Lee County- Law enforcers say the attack inside the Winn-Dixie wasn't the first or the last problem they've had with a mentally unstable person. Sunday, a woman and a deputy were attacked by a mentally ill man.

Thirty-two-year-old William Michael Sherell is charged with two counts of aggravated assault, accused of trying to rape a nurse his group home, then hitting the responding deputy.

Sherell lived on Winding Way Road, a residential street where several such group homes are. In the last year, deputies have investigated 19 formal complaints about the mentally ill on that road. Deputies say they're not properly supervised.

Winding Way Road appears to be a quiet residential street in Lee County, but some neighbors say they are scared.  Lita Cannon lives next door to William Michael Sherell, the man accused of trying to rape the caregiver at his group home. "They do make you scared of them. I am scared. When I see one, I take my child inside the house."

Cannon says she has had several problems with unsupervised mentally ill people on her street, including a man who followed her 12-year-old daughter around. "When she told me that, I told her not to go back out and stay in the house."

At least three quadraplexes on this street are occupied by mentally ill people. Chief Dennis Parker says they are run by Dougherty/Lee County Mental Health.

But Parker says they are not being run well.  "The supervision is not there to the level it should be."

Parker says his deputies are constantly finding people wandering several miles from home-- sometimes they don't know where they are.  "They wander on people's property, or even persons breaking into other people's residence, it's just a safety issue as far as that goes."
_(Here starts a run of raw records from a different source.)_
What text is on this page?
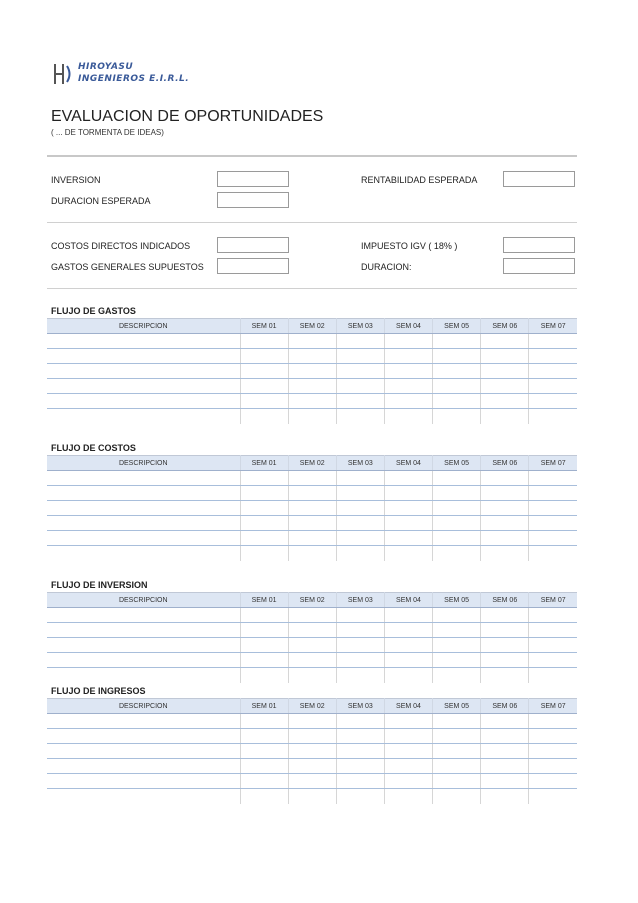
HIROYASU
INGENIEROS E.I.R.L.
EVALUACION DE OPORTUNIDADES
( ... DE TORMENTA DE IDEAS)
INVERSION	RENTABILIDAD ESPERADA
DURACION ESPERADA
COSTOS DIRECTOS INDICADOS	IMPUESTO IGV ( 18% )
GASTOS GENERALES SUPUESTOS	DURACION:
FLUJO DE GASTOS
DESCRIPCION	SEM 01	SEM 02	SEM 03	SEM 04	SEM 05	SEM 06	SEM 07

FLUJO DE COSTOS
DESCRIPCION	SEM 01	SEM 02	SEM 03	SEM 04	SEM 05	SEM 06	SEM 07

FLUJO DE INVERSION
DESCRIPCION	SEM 01	SEM 02	SEM 03	SEM 04	SEM 05	SEM 06	SEM 07

FLUJO DE INGRESOS
DESCRIPCION	SEM 01	SEM 02	SEM 03	SEM 04	SEM 05	SEM 06	SEM 07
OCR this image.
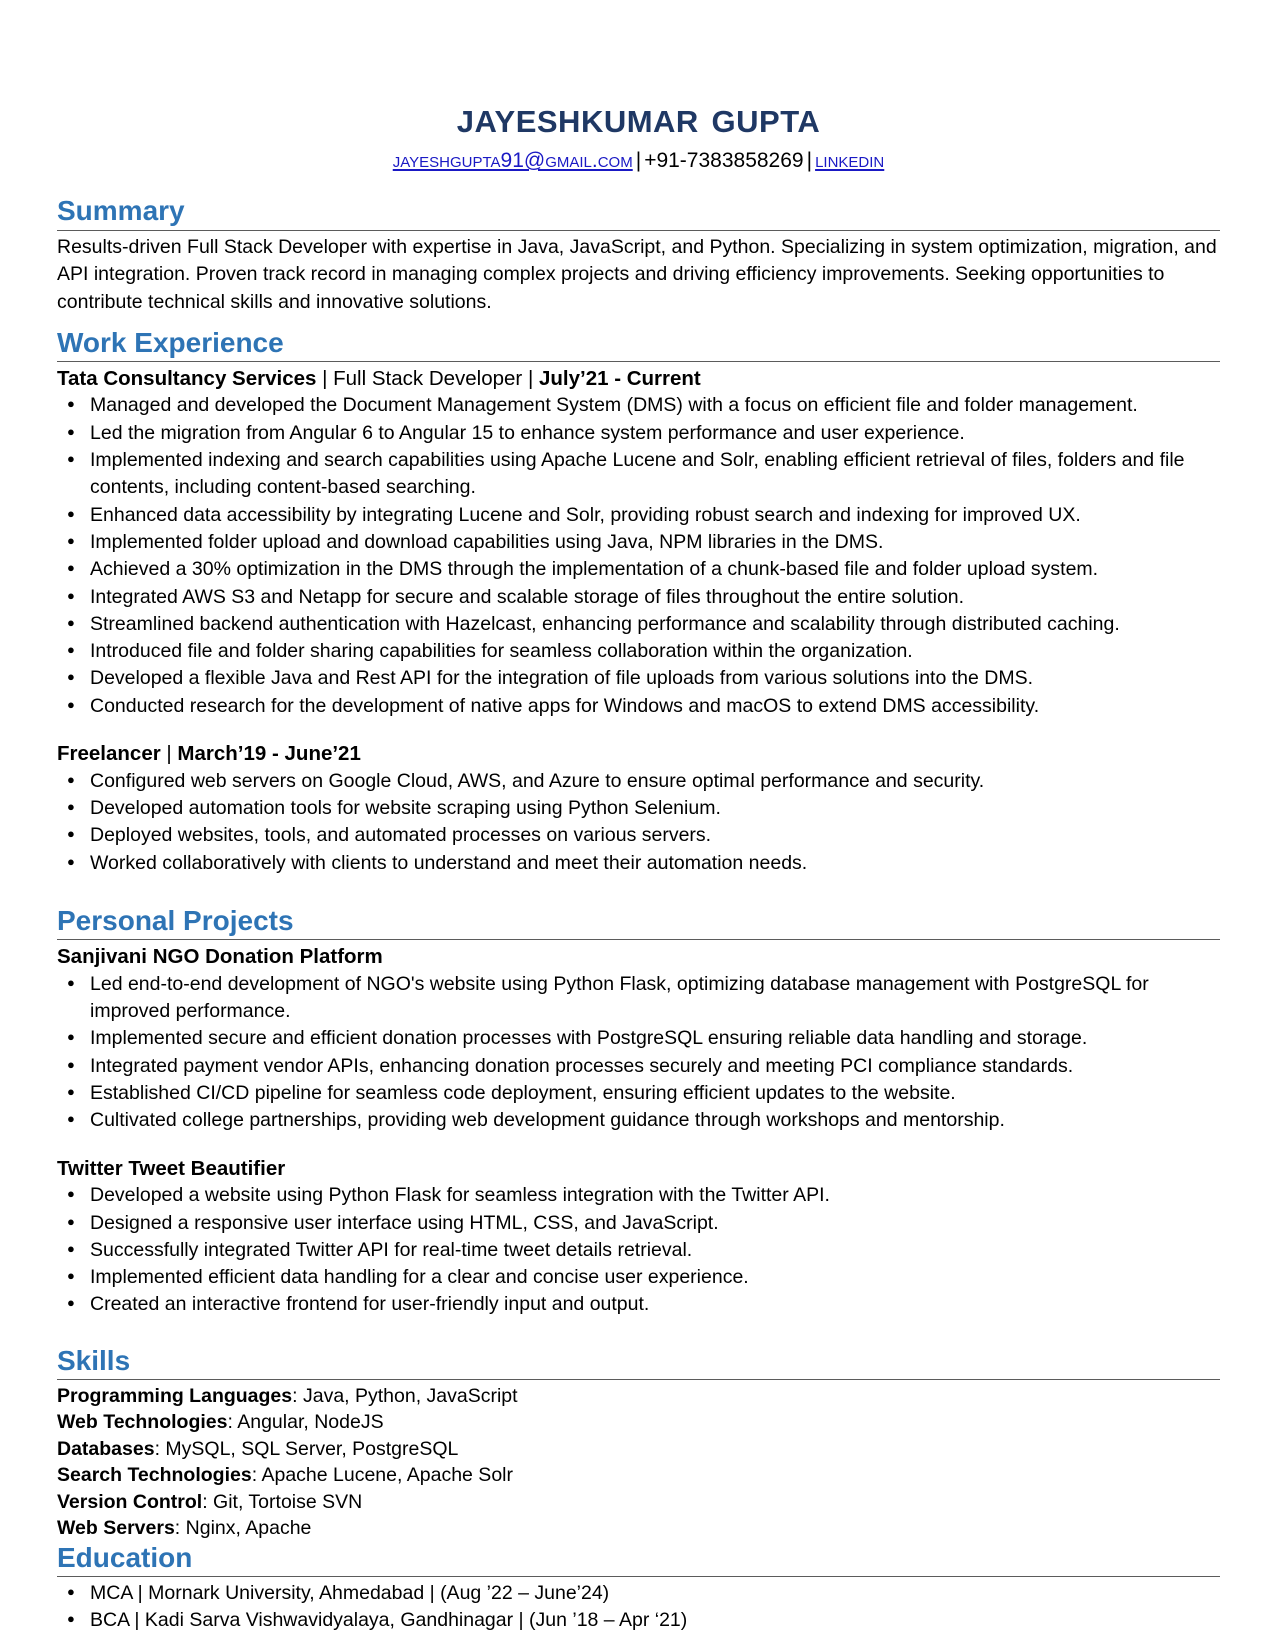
jayeshkumar gupta
jayeshgupta91@gmail.com | +91-7383858269 | linkedin
Summary

Results-driven Full Stack Developer with expertise in Java, JavaScript, and Python. Specializing in system optimization, migration, and API integration. Proven track record in managing complex projects and driving efficiency improvements. Seeking opportunities to contribute technical skills and innovative solutions.

Work Experience

Tata Consultancy Services | Full Stack Developer | July’21 - Current

● Managed and developed the Document Management System (DMS) with a focus on efficient file and folder management.
● Led the migration from Angular 6 to Angular 15 to enhance system performance and user experience.
● Implemented indexing and search capabilities using Apache Lucene and Solr, enabling efficient retrieval of files, folders and file contents, including content-based searching.
● Enhanced data accessibility by integrating Lucene and Solr, providing robust search and indexing for improved UX.
● Implemented folder upload and download capabilities using Java, NPM libraries in the DMS.
● Achieved a 30% optimization in the DMS through the implementation of a chunk-based file and folder upload system.
● Integrated AWS S3 and Netapp for secure and scalable storage of files throughout the entire solution.
● Streamlined backend authentication with Hazelcast, enhancing performance and scalability through distributed caching.
● Introduced file and folder sharing capabilities for seamless collaboration within the organization.
● Developed a flexible Java and Rest API for the integration of file uploads from various solutions into the DMS.
● Conducted research for the development of native apps for Windows and macOS to extend DMS accessibility.

Freelancer | March’19 - June’21

● Configured web servers on Google Cloud, AWS, and Azure to ensure optimal performance and security.
● Developed automation tools for website scraping using Python Selenium.
● Deployed websites, tools, and automated processes on various servers.
● Worked collaboratively with clients to understand and meet their automation needs.
Personal Projects

Sanjivani NGO Donation Platform

● Led end-to-end development of NGO's website using Python Flask, optimizing database management with PostgreSQL for improved performance.
● Implemented secure and efficient donation processes with PostgreSQL ensuring reliable data handling and storage.
● Integrated payment vendor APIs, enhancing donation processes securely and meeting PCI compliance standards.
● Established CI/CD pipeline for seamless code deployment, ensuring efficient updates to the website.
● Cultivated college partnerships, providing web development guidance through workshops and mentorship.

Twitter Tweet Beautifier

● Developed a website using Python Flask for seamless integration with the Twitter API.
● Designed a responsive user interface using HTML, CSS, and JavaScript.
● Successfully integrated Twitter API for real-time tweet details retrieval.
● Implemented efficient data handling for a clear and concise user experience.
● Created an interactive frontend for user-friendly input and output.
Skills

Programming Languages: Java, Python, JavaScript

Web Technologies: Angular, NodeJS

Databases: MySQL, SQL Server, PostgreSQL

Search Technologies: Apache Lucene, Apache Solr

Version Control: Git, Tortoise SVN

Web Servers: Nginx, Apache

Education
● MCA | Mornark University, Ahmedabad | (Aug ’22 – June’24)
● BCA | Kadi Sarva Vishwavidyalaya, Gandhinagar | (Jun ’18 – Apr ‘21)
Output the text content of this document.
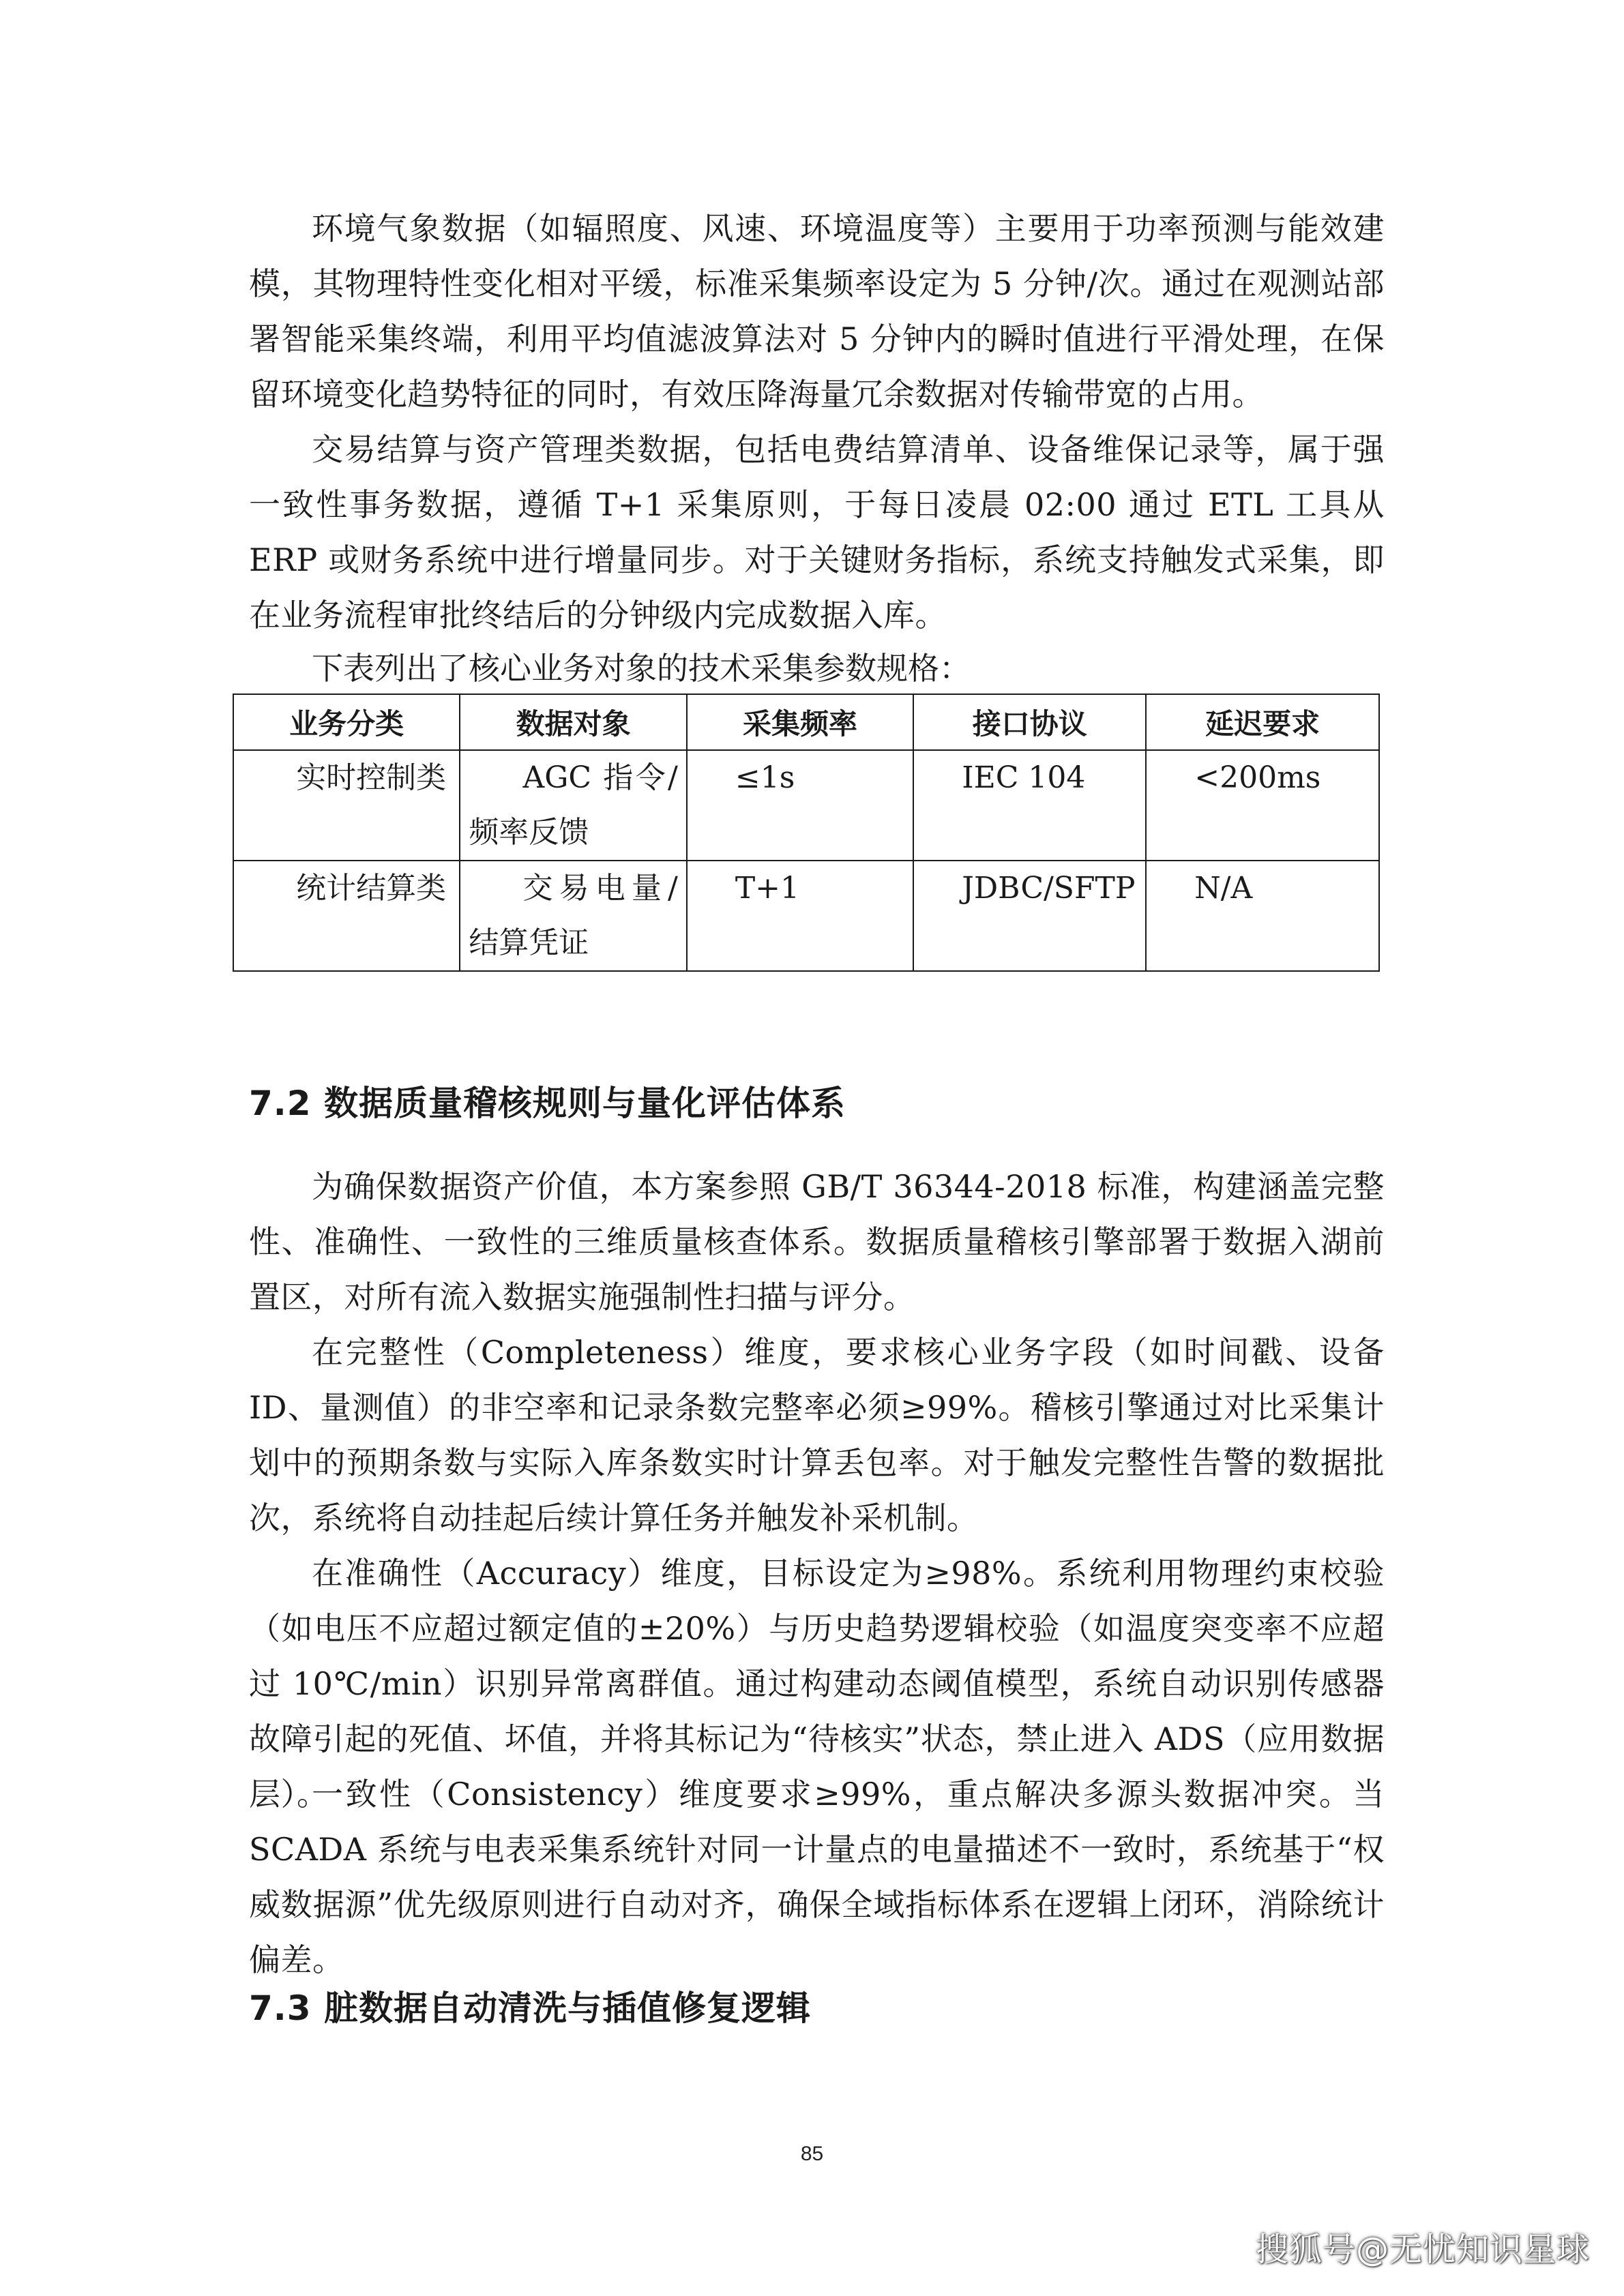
环境气象数据（如辐照度、风速、环境温度等）主要用于功率预测与能效建模，其物理特性变化相对平缓，标准采集频率设定为 5 分钟/次。通过在观测站部署智能采集终端，利用平均值滤波算法对 5 分钟内的瞬时值进行平滑处理，在保留环境变化趋势特征的同时，有效压降海量冗余数据对传输带宽的占用。

交易结算与资产管理类数据，包括电费结算清单、设备维保记录等，属于强一致性事务数据，遵循 T+1 采集原则，于每日凌晨 02:00 通过 ETL 工具从 ERP 或财务系统中进行增量同步。对于关键财务指标，系统支持触发式采集，即在业务流程审批终结后的分钟级内完成数据入库。

下表列出了核心业务对象的技术采集参数规格：

业务分类	数据对象	采集频率	接口协议	延迟要求
实时控制类	AGC 指令/频率反馈	≤1s	IEC 104	<200ms
统计结算类	交易电量/结算凭证	T+1	JDBC/SFTP	N/A
7.2 数据质量稽核规则与量化评估体系

为确保数据资产价值，本方案参照 GB/T 36344-2018 标准，构建涵盖完整性、准确性、一致性的三维质量核查体系。数据质量稽核引擎部署于数据入湖前置区，对所有流入数据实施强制性扫描与评分。

在完整性（Completeness）维度，要求核心业务字段（如时间戳、设备 ID、量测值）的非空率和记录条数完整率必须≥99%。稽核引擎通过对比采集计划中的预期条数与实际入库条数实时计算丢包率。对于触发完整性告警的数据批次，系统将自动挂起后续计算任务并触发补采机制。

在准确性（Accuracy）维度，目标设定为≥98%。系统利用物理约束校验（如电压不应超过额定值的±20%）与历史趋势逻辑校验（如温度突变率不应超过 10℃/min）识别异常离群值。通过构建动态阈值模型，系统自动识别传感器故障引起的死值、坏值，并将其标记为“待核实”状态，禁止进入 ADS（应用数据层）。

一致性（Consistency）维度要求≥99%，重点解决多源头数据冲突。当 SCADA 系统与电表采集系统针对同一计量点的电量描述不一致时，系统基于“权威数据源”优先级原则进行自动对齐，确保全域指标体系在逻辑上闭环，消除统计偏差。

7.3 脏数据自动清洗与插值修复逻辑
85
搜狐号@无忧知识星球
Neighbor Michael Mobley says he feels safe, but tells his young daughter to be careful. "They are steadily walking the streets and stuff and I know they don't mean any harm. But I tell my little girl to be careful when she is out with her friends."

But Mobley and other neighbors we spoke to say they want to see more supervision on their street.

A spokesperson from Dougherty-Lee Mental Health says they provide 24 hour supervision for their clients. And as far as supervision goes, they say they provide adequate supervision.